For people with moderate-to-severe psoriasis, ICOTYDE offers something genuinely new: biologic-level efficacy without needles, without infusion centers, and without the cold-chain storage requirements of injectable drugs. The once-daily pill form factor could also improve treatment adherence, a persistent challenge in dermatology where many patients discontinue therapy.

Johnson & Johnson is positioning ICOTYDE as a first-line systemic option — not just a fallback for patients who fail other therapies.

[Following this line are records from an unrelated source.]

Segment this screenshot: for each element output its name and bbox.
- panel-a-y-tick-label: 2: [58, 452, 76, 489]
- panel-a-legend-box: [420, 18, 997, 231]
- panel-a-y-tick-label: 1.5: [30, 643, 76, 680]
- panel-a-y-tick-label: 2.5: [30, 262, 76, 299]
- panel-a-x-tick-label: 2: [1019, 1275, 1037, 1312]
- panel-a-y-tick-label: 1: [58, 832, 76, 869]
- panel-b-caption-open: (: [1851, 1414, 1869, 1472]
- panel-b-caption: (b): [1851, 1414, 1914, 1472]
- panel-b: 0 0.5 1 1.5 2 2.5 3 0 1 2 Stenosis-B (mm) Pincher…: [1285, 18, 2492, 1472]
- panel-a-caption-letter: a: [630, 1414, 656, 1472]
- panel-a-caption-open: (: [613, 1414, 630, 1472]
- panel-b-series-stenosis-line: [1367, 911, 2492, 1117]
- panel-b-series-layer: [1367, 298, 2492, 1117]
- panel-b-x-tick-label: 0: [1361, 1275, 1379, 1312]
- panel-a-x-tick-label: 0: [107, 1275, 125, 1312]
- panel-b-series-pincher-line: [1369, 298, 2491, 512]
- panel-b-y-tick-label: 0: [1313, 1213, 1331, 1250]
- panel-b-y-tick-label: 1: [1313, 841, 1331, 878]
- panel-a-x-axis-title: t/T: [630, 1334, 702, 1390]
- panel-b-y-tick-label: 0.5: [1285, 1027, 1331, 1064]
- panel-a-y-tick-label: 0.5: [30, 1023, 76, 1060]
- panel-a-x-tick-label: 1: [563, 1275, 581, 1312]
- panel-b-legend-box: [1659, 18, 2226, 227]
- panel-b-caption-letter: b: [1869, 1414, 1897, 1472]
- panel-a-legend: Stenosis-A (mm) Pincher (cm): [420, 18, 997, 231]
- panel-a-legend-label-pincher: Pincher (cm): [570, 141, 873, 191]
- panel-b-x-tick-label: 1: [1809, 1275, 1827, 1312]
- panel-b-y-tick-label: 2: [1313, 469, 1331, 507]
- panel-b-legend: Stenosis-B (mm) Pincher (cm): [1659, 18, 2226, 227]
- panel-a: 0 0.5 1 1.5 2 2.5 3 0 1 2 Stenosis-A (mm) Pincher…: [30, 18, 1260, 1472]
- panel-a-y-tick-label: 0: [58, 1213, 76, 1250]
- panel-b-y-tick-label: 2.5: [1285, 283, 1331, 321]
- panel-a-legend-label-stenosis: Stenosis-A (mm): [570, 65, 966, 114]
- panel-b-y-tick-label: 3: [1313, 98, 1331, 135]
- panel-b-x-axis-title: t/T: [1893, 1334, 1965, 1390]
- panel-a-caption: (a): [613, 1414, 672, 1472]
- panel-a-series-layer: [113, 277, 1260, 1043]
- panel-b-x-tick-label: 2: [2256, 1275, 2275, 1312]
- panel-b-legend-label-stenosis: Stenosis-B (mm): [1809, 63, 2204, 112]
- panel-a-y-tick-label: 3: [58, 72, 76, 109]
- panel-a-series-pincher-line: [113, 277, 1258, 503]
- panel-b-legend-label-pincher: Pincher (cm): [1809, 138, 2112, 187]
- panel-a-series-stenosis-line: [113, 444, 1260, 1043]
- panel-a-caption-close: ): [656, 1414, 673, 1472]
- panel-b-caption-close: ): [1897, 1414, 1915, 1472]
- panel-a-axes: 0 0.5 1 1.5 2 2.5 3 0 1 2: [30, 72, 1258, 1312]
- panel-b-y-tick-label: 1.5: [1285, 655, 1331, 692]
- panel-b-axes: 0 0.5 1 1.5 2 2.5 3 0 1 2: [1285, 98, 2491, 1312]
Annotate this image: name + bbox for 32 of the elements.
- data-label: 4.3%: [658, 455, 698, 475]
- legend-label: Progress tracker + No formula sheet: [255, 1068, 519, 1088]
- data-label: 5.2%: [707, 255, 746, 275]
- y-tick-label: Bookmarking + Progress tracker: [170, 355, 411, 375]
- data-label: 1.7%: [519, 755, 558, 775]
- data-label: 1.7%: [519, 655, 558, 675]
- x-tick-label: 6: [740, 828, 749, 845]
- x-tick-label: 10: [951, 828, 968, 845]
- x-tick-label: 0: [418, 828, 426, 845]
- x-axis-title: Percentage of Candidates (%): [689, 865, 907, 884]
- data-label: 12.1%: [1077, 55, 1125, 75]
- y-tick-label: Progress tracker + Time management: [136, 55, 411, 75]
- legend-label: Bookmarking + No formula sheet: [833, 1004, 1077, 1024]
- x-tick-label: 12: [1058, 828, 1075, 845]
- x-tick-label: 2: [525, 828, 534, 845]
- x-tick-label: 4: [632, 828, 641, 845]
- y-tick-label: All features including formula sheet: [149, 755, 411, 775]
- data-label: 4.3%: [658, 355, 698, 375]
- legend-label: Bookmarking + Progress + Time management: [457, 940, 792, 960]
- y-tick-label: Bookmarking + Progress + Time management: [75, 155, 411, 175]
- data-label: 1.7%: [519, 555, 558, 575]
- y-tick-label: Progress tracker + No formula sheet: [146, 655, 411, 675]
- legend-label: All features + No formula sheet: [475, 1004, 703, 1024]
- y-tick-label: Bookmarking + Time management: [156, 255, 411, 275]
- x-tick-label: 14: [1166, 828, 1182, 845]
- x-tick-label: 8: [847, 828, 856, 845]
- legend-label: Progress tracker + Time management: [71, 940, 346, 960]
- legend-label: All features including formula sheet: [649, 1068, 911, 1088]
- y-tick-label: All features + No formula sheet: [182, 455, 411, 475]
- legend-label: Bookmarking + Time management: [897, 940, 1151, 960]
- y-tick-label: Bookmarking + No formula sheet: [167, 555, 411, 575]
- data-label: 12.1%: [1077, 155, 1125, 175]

If insurance coverage follows, this could fundamentally change prescribing patterns in dermatology.

The Broader Oral Peptide Wave

ICOTYDE joins a growing roster of oral peptide therapies reaching the market in 2026. Combined with the oral GLP-1 drugs reshaping metabolic disease treatment, these approvals are dismantling the long-held assumption that peptides require injection to be effective. The technology is now proven across multiple therapeutic areas — from metabolic disease to autoimmune disorders — and the pipeline is only accelerating.